Even during the past two years, when Chinese policymakers were ‘talking down the dollar’, China was actually increasing its dollar hoard. Its feeble efforts to diversify a portion of its reserves away from the dollar and into the euro have proved less than successful, given the sovereign debt crisis that grips the eurozone.
The reason why Chinese leaders roll out the ‘nuclear bomb’ threat to the dollar from time to time is to beat back the (primarily) US criticism of persistent Chinese undervaluation of the renminbi and of China’s record of human rights abuse. As anyone who’s played xiangqi, the Chinese variant of chess, knows, pre-emptive offence is often the best form of defence.

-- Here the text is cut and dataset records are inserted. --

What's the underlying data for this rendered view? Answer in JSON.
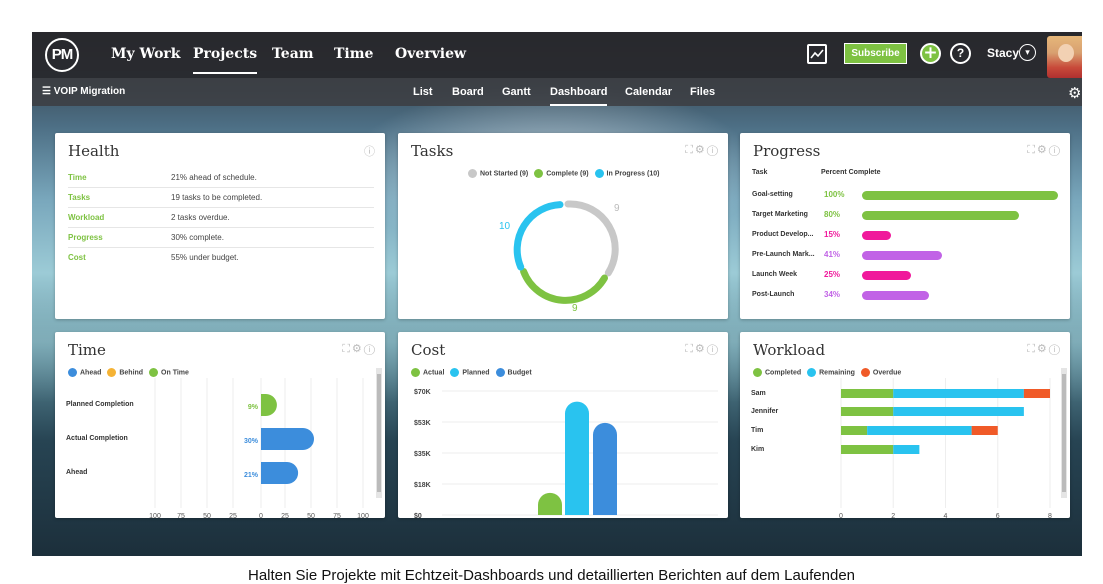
{
  "app": {
    "logo": "PM",
    "nav": [
      "My Work",
      "Projects",
      "Team",
      "Time",
      "Overview"
    ],
    "subscribe": "Subscribe",
    "help": "?",
    "user": "Stacy"
  },
  "subnav": {
    "project": "VOIP Migration",
    "tabs": [
      "List",
      "Board",
      "Gantt",
      "Dashboard",
      "Calendar",
      "Files"
    ]
  },
  "health": {
    "title": "Health",
    "rows": [
      {
        "name": "Time",
        "value": "21% ahead of schedule."
      },
      {
        "name": "Tasks",
        "value": "19 tasks to be completed."
      },
      {
        "name": "Workload",
        "value": "2 tasks overdue."
      },
      {
        "name": "Progress",
        "value": "30% complete."
      },
      {
        "name": "Cost",
        "value": "55% under budget."
      }
    ]
  },
  "tasks": {
    "title": "Tasks",
    "legend": [
      "Not Started (9)",
      "Complete (9)",
      "In Progress (10)"
    ],
    "colors": [
      "#c8c8c8",
      "#7ec242",
      "#29c3ef"
    ],
    "labels": {
      "not_started": "9",
      "complete": "9",
      "in_progress": "10"
    }
  },
  "progress": {
    "title": "Progress",
    "col_task": "Task",
    "col_pct": "Percent Complete",
    "rows": [
      {
        "name": "Goal-setting",
        "pct": "100%",
        "value": 1.0,
        "color": "#7ec242"
      },
      {
        "name": "Target Marketing",
        "pct": "80%",
        "value": 0.8,
        "color": "#7ec242"
      },
      {
        "name": "Product Develop...",
        "pct": "15%",
        "value": 0.15,
        "color": "#f0199b"
      },
      {
        "name": "Pre-Launch Mark...",
        "pct": "41%",
        "value": 0.41,
        "color": "#c163e6"
      },
      {
        "name": "Launch Week",
        "pct": "25%",
        "value": 0.25,
        "color": "#f0199b"
      },
      {
        "name": "Post-Launch",
        "pct": "34%",
        "value": 0.34,
        "color": "#c163e6"
      }
    ]
  },
  "time": {
    "title": "Time",
    "legend": [
      "Ahead",
      "Behind",
      "On Time"
    ],
    "legend_colors": [
      "#3c8ddc",
      "#f5b335",
      "#7ec242"
    ]
  },
  "cost": {
    "title": "Cost",
    "legend": [
      "Actual",
      "Planned",
      "Budget"
    ],
    "legend_colors": [
      "#7ec242",
      "#29c3ef",
      "#3c8ddc"
    ]
  },
  "workload": {
    "title": "Workload",
    "legend": [
      "Completed",
      "Remaining",
      "Overdue"
    ],
    "legend_colors": [
      "#7ec242",
      "#29c3ef",
      "#f05a28"
    ]
  },
  "chart_data": [
    {
      "type": "bar",
      "title": "Time",
      "orientation": "horizontal",
      "categories": [
        "Planned Completion",
        "Actual Completion",
        "Ahead"
      ],
      "values": [
        9,
        30,
        21
      ],
      "value_labels": [
        "9%",
        "30%",
        "21%"
      ],
      "colors": [
        "#7ec242",
        "#3c8ddc",
        "#3c8ddc"
      ],
      "x_ticks": [
        "100",
        "75",
        "50",
        "25",
        "0",
        "25",
        "50",
        "75",
        "100"
      ],
      "xlim": [
        -100,
        100
      ]
    },
    {
      "type": "bar",
      "title": "Cost",
      "categories": [
        "Actual",
        "Planned",
        "Budget"
      ],
      "values": [
        12.5,
        64,
        52
      ],
      "colors": [
        "#7ec242",
        "#29c3ef",
        "#3c8ddc"
      ],
      "y_ticks": [
        "$70K",
        "$53K",
        "$35K",
        "$18K",
        "$0"
      ],
      "ylim": [
        0,
        70
      ]
    },
    {
      "type": "bar",
      "title": "Workload",
      "orientation": "horizontal",
      "stacked": true,
      "categories": [
        "Sam",
        "Jennifer",
        "Tim",
        "Kim"
      ],
      "series": [
        {
          "name": "Completed",
          "values": [
            2,
            2,
            1,
            2
          ]
        },
        {
          "name": "Remaining",
          "values": [
            5,
            5,
            4,
            1
          ]
        },
        {
          "name": "Overdue",
          "values": [
            1,
            0,
            1,
            0
          ]
        }
      ],
      "colors": [
        "#7ec242",
        "#29c3ef",
        "#f05a28"
      ],
      "x_ticks": [
        "0",
        "2",
        "4",
        "6",
        "8"
      ],
      "xlim": [
        0,
        8
      ]
    }
  ],
  "caption": "Halten Sie Projekte mit Echtzeit-Dashboards und detaillierten Berichten auf dem Laufenden"
}
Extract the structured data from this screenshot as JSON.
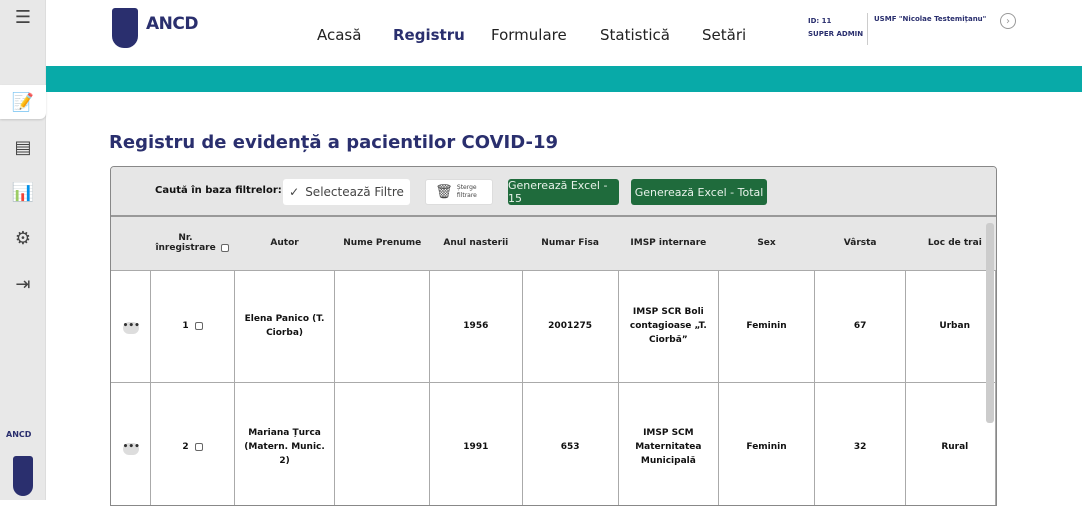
{
  "header": {
    "logo_text": "ANCD",
    "nav": [
      "Acasă",
      "Registru",
      "Formulare",
      "Statistică",
      "Setări"
    ],
    "active_nav": "Registru",
    "user_id": "ID: 11",
    "user_role": "SUPER ADMIN",
    "organization": "USMF \"Nicolae Testemițanu\""
  },
  "sidebar": {
    "icons": [
      "menu-icon",
      "registry-icon",
      "forms-icon",
      "statistics-icon",
      "settings-icon",
      "logout-icon"
    ],
    "logo_text": "ANCD"
  },
  "page": {
    "title": "Registru de evidență a pacientilor COVID-19"
  },
  "filters": {
    "label": "Caută în baza filtrelor:",
    "select": "Selectează Filtre",
    "clear": "Șterge filtrare",
    "excel_page": "Generează Excel - 15",
    "excel_total": "Generează Excel - Total"
  },
  "colors": {
    "accent": "#08aaa8",
    "brand": "#2a2f6e",
    "excel": "#1f6b3c"
  },
  "table": {
    "columns": [
      "Nr. înregistrare",
      "Autor",
      "Nume Prenume",
      "Anul nasterii",
      "Numar Fisa",
      "IMSP internare",
      "Sex",
      "Vârsta",
      "Loc de trai"
    ],
    "rows": [
      {
        "nr": "1",
        "autor": "Elena Panico (T. Ciorba)",
        "nume": "",
        "anul": "1956",
        "fisa": "2001275",
        "imsp": "IMSP SCR Boli contagioase „T. Ciorbă”",
        "sex": "Feminin",
        "varsta": "67",
        "loc": "Urban"
      },
      {
        "nr": "2",
        "autor": "Mariana Țurca (Matern. Munic. 2)",
        "nume": "",
        "anul": "1991",
        "fisa": "653",
        "imsp": "IMSP SCM Maternitatea Municipală",
        "sex": "Feminin",
        "varsta": "32",
        "loc": "Rural"
      }
    ]
  }
}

That strategy is working splendidly: Obama began by walking on eggshells to avoid displeasing China, and is today hosting Hu to a state banquet. In that sense, China’s ‘dollar bark’ is considerably more effective than its bite.
And although the use of the renminbi for trade settlement and cross-border investment will gradually gain greater traction, its time as a preferred reserve currency is at least two decades away.
There’s a reason why Somali pirates today demand that their ransom be paid in US dollars, and why even gangsters in Hollywood flicks get their payoffs in suitcases stuffed with greenbacks. Likewise, it will be a while before henchmen in Bollywood flicks too start mouthing ‘renmin-mumbo-jumbo’.